Pigeon relies on user posts on metro and bus services to calculate more accurate journey times

Pigeon relies on user posts on metro and bus services to calculate more accurate journey times

Users can scroll through all posts on a particular subway line in a newsfeed style view

Users can scroll through all posts on a particular subway line in a newsfeed style view

Pigeon users can also receive notifications updating them on which metro lines they might use most often.

Pigeon users can also receive notifications updating them on which metro lines they might use most often.

Starting today, Pigeon will expand its services to five new cities: San Francisco, Chicago, Boston, Los Angeles and Washington DC

Starting today, Pigeon will expand its services to five new cities: San Francisco, Chicago, Boston, Los Angeles and Washington DC

WHAT IS PIGEON?

Pigeon is an iOS app that was developed by Google software engineer Laura Rokita.

It allows users to post updates and photos on the service in public transport.

The app was launched in New York in 2018.

Starting today, it will also cover San Francisco, Los Angeles, Chicago, Washington DC and Boston.

An Android version is currently in development.

The application is free.

The idea for the app originally came from Google software engineer Laura Rokita when she got stuck on a subway platform during an unannounced train delay.

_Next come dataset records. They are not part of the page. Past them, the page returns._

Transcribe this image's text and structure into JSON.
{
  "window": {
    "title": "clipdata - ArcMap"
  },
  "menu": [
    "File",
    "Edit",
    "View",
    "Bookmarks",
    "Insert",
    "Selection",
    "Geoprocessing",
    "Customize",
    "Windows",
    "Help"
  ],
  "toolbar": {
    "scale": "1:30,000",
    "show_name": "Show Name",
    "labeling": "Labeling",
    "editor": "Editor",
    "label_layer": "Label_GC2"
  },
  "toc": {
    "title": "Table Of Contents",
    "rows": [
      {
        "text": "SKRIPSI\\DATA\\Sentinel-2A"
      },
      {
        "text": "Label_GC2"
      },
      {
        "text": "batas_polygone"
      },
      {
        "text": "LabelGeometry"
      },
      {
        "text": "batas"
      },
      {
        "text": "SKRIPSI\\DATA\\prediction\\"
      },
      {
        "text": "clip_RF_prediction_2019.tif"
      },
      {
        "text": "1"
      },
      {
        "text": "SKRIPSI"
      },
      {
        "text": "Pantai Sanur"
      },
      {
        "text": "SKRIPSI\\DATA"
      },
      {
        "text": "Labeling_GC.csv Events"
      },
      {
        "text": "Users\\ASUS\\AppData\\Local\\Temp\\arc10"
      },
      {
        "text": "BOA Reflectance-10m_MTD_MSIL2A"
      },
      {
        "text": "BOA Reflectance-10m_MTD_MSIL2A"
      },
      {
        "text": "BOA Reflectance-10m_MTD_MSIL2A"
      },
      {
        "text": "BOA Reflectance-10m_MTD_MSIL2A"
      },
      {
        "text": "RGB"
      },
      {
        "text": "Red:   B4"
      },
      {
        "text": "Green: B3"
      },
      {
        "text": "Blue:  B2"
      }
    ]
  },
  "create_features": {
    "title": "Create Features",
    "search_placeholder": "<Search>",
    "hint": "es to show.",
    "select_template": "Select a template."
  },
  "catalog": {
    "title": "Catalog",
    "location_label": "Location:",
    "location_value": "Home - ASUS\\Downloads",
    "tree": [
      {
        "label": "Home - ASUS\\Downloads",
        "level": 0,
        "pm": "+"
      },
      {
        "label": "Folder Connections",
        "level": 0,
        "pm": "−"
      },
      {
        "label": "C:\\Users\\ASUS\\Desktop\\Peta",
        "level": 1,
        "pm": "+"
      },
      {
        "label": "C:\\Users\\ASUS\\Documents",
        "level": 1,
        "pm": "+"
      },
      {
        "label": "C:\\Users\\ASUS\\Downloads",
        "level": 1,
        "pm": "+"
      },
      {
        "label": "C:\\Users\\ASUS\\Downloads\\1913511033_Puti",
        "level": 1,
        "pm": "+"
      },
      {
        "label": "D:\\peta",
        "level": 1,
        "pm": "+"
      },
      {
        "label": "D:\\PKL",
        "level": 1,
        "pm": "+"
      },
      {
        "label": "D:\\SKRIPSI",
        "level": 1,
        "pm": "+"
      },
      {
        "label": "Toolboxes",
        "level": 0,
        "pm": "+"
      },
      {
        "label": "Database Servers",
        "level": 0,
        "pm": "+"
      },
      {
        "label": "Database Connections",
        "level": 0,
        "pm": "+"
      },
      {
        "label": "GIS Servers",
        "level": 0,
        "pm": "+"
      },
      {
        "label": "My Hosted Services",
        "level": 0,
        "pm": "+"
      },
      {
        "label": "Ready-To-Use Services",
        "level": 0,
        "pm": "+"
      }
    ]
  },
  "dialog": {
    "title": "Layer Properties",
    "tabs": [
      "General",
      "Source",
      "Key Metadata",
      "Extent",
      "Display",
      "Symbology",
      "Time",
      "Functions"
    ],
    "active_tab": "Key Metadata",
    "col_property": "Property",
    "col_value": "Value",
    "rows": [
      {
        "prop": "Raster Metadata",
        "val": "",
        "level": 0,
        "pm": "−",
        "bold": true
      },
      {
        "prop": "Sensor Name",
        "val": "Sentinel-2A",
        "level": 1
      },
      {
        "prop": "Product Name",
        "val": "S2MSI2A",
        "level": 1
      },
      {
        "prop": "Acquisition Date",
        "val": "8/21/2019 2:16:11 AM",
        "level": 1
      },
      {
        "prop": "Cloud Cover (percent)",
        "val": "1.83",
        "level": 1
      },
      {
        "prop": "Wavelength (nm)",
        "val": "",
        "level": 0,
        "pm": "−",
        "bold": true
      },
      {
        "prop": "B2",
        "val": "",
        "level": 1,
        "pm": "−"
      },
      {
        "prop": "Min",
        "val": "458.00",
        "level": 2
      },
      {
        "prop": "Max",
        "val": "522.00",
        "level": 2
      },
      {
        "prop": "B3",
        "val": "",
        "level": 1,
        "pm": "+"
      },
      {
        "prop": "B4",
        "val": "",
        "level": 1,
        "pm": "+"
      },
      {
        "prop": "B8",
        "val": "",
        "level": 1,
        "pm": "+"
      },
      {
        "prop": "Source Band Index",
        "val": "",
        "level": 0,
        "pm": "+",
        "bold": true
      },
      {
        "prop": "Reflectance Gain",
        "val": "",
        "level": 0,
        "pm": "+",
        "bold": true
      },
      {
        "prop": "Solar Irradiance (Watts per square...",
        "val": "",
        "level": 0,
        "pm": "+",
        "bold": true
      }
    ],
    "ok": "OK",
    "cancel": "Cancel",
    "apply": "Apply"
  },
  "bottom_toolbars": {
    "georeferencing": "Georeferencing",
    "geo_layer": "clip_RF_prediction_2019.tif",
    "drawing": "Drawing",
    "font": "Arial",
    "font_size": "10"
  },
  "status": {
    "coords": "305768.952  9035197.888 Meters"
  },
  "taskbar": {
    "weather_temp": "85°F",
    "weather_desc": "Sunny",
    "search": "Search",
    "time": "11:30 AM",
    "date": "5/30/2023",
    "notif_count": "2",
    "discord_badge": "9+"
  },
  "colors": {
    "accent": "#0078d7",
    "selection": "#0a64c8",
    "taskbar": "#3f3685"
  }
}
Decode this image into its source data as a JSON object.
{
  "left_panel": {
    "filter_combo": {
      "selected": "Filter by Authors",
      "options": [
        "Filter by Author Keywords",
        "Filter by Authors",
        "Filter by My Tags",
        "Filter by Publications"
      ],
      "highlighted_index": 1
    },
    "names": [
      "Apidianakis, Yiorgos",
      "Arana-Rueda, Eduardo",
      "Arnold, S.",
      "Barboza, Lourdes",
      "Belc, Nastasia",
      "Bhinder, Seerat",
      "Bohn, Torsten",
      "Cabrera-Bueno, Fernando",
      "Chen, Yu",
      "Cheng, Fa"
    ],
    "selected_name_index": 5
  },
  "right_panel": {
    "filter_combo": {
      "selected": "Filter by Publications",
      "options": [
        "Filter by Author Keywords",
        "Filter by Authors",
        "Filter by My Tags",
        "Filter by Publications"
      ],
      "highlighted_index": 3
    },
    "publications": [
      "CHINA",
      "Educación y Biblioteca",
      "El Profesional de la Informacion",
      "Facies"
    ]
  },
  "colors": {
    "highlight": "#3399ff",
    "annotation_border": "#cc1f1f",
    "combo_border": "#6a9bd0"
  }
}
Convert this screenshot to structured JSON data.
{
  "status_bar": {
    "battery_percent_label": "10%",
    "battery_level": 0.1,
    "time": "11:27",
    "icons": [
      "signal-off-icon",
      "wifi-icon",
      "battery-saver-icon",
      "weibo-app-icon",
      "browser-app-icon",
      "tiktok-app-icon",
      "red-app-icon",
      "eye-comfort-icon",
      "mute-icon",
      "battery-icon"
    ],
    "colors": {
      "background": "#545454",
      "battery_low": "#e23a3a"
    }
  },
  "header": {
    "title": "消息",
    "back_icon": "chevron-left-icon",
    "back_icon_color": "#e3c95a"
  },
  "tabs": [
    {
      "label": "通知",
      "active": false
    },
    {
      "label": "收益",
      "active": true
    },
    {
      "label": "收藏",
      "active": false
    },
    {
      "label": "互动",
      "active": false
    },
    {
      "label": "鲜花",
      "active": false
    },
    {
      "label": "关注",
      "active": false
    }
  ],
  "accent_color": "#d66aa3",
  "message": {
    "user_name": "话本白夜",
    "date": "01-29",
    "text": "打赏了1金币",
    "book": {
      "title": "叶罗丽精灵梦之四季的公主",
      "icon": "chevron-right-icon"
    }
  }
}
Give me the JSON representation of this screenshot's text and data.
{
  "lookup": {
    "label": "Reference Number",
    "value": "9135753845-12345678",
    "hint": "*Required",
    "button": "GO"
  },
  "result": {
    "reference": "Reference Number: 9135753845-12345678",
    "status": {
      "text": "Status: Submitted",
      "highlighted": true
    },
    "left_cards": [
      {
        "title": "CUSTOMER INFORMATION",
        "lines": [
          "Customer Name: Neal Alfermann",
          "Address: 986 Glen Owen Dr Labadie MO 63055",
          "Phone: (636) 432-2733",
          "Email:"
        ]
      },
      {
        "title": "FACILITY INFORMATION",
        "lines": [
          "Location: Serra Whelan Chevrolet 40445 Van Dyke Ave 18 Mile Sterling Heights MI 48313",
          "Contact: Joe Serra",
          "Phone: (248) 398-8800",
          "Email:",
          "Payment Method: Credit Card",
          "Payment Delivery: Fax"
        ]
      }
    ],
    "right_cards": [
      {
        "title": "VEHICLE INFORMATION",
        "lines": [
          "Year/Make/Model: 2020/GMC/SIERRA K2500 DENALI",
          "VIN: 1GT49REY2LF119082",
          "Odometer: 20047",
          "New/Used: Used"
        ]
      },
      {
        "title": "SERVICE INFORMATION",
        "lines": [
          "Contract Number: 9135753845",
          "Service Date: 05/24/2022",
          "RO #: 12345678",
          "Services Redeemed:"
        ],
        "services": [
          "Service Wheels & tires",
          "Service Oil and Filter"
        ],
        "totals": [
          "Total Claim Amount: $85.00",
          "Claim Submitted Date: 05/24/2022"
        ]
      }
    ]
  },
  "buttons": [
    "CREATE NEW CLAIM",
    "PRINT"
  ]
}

“What could I do with my time during the 15 minutes I was here?” She wondered.

“Why couldn’t I easily alert the other runners, so they could avoid the same fate?” “

After its first year of availability in New York, Pigeon released a report collecting information about New York’s public transportation based on user data collected in its first year.

The F train had the most reports of rush hour delays and the most negative messages overall, earning it the distinction of “the crankiest subway line”.

Train A had the most congestion reports, while train 1 had the highest number of cleanliness complaints.

The hottest subway station in New York, at least according to Pigeon’s complaints, was Union Square Station.